Enjoying the fruits of success

As I sit here at my computer and listen to the German chatter of my 3 youngest children (ages 6, 5 & 5), I am truly grateful that we decided to teach them German. I am amazed that German continues to be their primary language. At this same age, their older siblings had switched to speaking mostly English to each other. Jonathan is already in his second semester of Kindergarten. He goes to Kindergarten 3 times a week, where he is completely immersed in English. In fact, today when I was helping in class, I asked him something in German and he responded with: "Mom, speak English." He knows that school is an English-speaking environment and he wants to fit in while at school...and I respect that. When he gets off the bus with his buddy, Max, he still wants to speak English as long as Max is around. But when he walks through the door, he switches completely back to German.
There are times, when the kids speak English to each other at home, but it's only during pretend play. When they "discuss" their pretend play, they do it in German. Today, I let them play some educational computer games that were in English. I don't usually let them play any English computer games. I try to always use our multimedia resources to reinforce the target language (German). That means that almost all movies, TV shows, computer games, books, and children's songs are in German. Anyways, today I let them play an English computer program. The program went over the English alphabet and numbers, taught them English songs, had them solve puzzles in English, etc.

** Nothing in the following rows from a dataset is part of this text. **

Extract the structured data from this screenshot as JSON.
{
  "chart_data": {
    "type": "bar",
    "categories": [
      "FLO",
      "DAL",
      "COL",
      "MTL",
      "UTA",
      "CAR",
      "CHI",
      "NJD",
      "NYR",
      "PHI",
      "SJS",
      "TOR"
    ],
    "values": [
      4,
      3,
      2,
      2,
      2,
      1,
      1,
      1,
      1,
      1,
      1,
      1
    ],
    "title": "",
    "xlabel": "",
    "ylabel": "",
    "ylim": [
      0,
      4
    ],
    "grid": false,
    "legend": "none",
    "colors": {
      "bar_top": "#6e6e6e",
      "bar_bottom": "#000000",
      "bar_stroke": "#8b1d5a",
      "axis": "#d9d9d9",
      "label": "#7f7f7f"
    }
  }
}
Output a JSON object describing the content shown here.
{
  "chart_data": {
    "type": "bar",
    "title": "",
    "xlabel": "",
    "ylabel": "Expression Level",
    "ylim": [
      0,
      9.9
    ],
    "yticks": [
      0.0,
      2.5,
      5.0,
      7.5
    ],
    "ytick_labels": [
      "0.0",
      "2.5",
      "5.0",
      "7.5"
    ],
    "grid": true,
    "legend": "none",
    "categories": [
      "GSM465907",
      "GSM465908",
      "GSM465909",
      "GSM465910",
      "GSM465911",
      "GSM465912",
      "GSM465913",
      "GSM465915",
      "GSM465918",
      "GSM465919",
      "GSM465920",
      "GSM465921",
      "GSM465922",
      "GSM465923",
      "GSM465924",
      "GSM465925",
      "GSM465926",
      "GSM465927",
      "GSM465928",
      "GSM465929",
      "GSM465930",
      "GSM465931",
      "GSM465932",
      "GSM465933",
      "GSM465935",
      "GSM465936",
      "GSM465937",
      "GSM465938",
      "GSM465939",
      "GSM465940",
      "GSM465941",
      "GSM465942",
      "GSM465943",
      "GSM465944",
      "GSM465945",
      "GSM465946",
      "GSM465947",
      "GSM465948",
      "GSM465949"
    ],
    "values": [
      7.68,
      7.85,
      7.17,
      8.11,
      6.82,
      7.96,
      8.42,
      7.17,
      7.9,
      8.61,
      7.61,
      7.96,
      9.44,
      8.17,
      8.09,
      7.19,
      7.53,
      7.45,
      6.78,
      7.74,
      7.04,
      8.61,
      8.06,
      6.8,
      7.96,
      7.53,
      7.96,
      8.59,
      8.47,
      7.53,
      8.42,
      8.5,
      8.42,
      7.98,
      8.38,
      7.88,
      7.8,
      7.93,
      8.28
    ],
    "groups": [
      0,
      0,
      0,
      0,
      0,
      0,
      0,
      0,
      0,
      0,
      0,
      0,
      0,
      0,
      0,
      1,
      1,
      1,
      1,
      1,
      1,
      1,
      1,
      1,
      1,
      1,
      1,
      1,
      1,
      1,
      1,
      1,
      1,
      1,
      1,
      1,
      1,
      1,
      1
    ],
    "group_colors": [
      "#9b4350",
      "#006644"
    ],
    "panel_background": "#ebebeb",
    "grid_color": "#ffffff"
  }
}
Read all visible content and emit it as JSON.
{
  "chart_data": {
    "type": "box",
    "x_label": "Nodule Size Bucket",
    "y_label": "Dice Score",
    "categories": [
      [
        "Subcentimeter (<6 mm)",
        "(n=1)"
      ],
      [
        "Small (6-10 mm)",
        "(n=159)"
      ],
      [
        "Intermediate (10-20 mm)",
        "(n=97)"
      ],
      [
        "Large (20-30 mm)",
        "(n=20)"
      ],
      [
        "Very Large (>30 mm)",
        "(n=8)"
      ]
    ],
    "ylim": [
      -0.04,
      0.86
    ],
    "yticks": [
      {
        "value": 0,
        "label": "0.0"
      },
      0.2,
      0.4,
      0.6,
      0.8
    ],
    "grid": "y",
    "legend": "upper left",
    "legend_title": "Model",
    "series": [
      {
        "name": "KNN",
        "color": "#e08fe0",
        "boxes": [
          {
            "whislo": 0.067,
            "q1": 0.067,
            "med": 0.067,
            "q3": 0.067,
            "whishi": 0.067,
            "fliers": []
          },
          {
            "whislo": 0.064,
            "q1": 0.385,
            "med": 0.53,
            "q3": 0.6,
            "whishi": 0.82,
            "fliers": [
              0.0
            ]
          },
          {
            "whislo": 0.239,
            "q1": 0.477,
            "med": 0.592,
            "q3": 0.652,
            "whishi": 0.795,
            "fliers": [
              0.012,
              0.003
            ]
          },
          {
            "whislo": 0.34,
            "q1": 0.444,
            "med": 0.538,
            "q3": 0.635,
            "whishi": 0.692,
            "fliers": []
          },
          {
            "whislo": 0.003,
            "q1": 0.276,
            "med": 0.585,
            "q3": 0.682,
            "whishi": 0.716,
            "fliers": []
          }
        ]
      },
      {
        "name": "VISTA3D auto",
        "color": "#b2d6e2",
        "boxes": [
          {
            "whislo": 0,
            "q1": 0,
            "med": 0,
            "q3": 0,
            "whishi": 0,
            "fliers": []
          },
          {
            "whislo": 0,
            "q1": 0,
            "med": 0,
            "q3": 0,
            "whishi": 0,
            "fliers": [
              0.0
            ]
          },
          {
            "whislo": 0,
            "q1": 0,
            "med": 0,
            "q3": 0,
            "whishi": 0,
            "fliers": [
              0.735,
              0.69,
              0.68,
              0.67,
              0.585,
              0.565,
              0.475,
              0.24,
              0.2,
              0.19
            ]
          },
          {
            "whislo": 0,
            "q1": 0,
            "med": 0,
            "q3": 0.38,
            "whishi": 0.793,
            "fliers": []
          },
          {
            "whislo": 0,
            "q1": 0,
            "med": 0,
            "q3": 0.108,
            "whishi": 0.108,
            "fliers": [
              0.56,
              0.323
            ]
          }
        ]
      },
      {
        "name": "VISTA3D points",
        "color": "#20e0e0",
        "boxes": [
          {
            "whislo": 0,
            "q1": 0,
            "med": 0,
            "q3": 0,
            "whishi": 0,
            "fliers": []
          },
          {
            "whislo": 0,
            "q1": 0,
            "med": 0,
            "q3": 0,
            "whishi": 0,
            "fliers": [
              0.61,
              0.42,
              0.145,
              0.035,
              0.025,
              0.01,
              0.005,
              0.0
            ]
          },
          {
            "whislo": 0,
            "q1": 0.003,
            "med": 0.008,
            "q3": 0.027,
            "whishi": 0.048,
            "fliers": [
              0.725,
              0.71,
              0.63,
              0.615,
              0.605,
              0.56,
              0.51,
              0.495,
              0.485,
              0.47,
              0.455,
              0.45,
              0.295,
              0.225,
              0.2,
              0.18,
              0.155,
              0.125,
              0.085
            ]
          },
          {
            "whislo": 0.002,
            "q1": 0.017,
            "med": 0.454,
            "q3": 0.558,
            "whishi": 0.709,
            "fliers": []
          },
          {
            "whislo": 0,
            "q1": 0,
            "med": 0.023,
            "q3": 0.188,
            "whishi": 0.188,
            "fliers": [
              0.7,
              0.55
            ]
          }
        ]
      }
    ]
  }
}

I was pretty sure that they would switch to English while playing the game, but they didn't. They played the game together, but they continued to converse in German...even while they were playing the English game. I don't know why that made me so happy. It just did. I guess, it made me happy because I could see that we're actually succeeding at this bilingual experiment. And not only are we succeeding, but we're improving on what we've accomplished in the past and it makes me excited about the future.